How we cite our quotes: (Chapter.Paragraph)
Quote #4
Against an ivory background was a weeping willow tree, less than an inch high. Each branch and front was fashioned from snippets of human hair. "Ah, so this is for mourning! The hair is from your dead brothers and sisters, I suppose." (5.26)
What a terrible birthday gift. Instead of giving her daughter something fun or pretty, Clara's mother gives her a locket with the hair of all of her dead siblings inside. It's a morbid reminder that she's lucky to be alive.
Quote #5
"He would have been twelve years old today. We went to Kensal Green, the way we always do, because it was his birthday, and we went in the mausoleum and cried." She spoke the last word flatly; crying was an essential part of the outing. "I hate the mausoleum. I hate seeing the caskets and the space on the shelf next to Charles Augustus—I hate looking at it and thinking that I should have to lie there one day, all dark and dead and cold." (6.28)
It's impossible for Clara to move on from her siblings' deaths when she's constantly being forced to go to the cemetery and cry over them. She can't help but think that she must belong there, too.
Quote #6
"No, is 'e?" Parsefall took the photograph and peered at it narrowly. "I didn't look that close. I thought 'e was sleepin'. He's a real little swell, ain't he?"

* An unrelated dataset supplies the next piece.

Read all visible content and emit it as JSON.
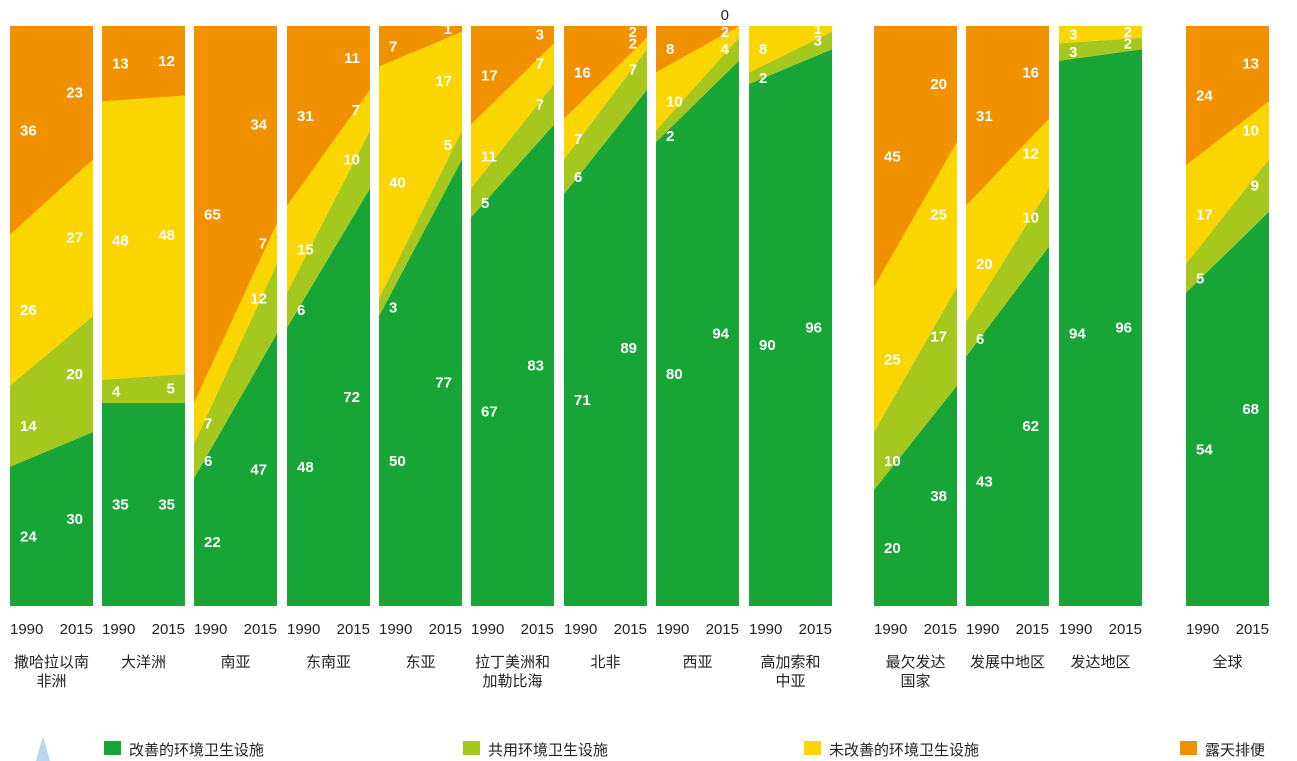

Lizzie Rose frowned at him. "You shouldn't call him a swell now he's dead."
"It ain't my fault 'e's dead," Parsefall said, stung. "They're all dead in that family." (10.29-31)
Lizzie Rose is absolutely horrified that Parsefall stole a picture of Charles Augustus … from after he'd died. The Victorians really knew how to creepily remember the dead, didn't they?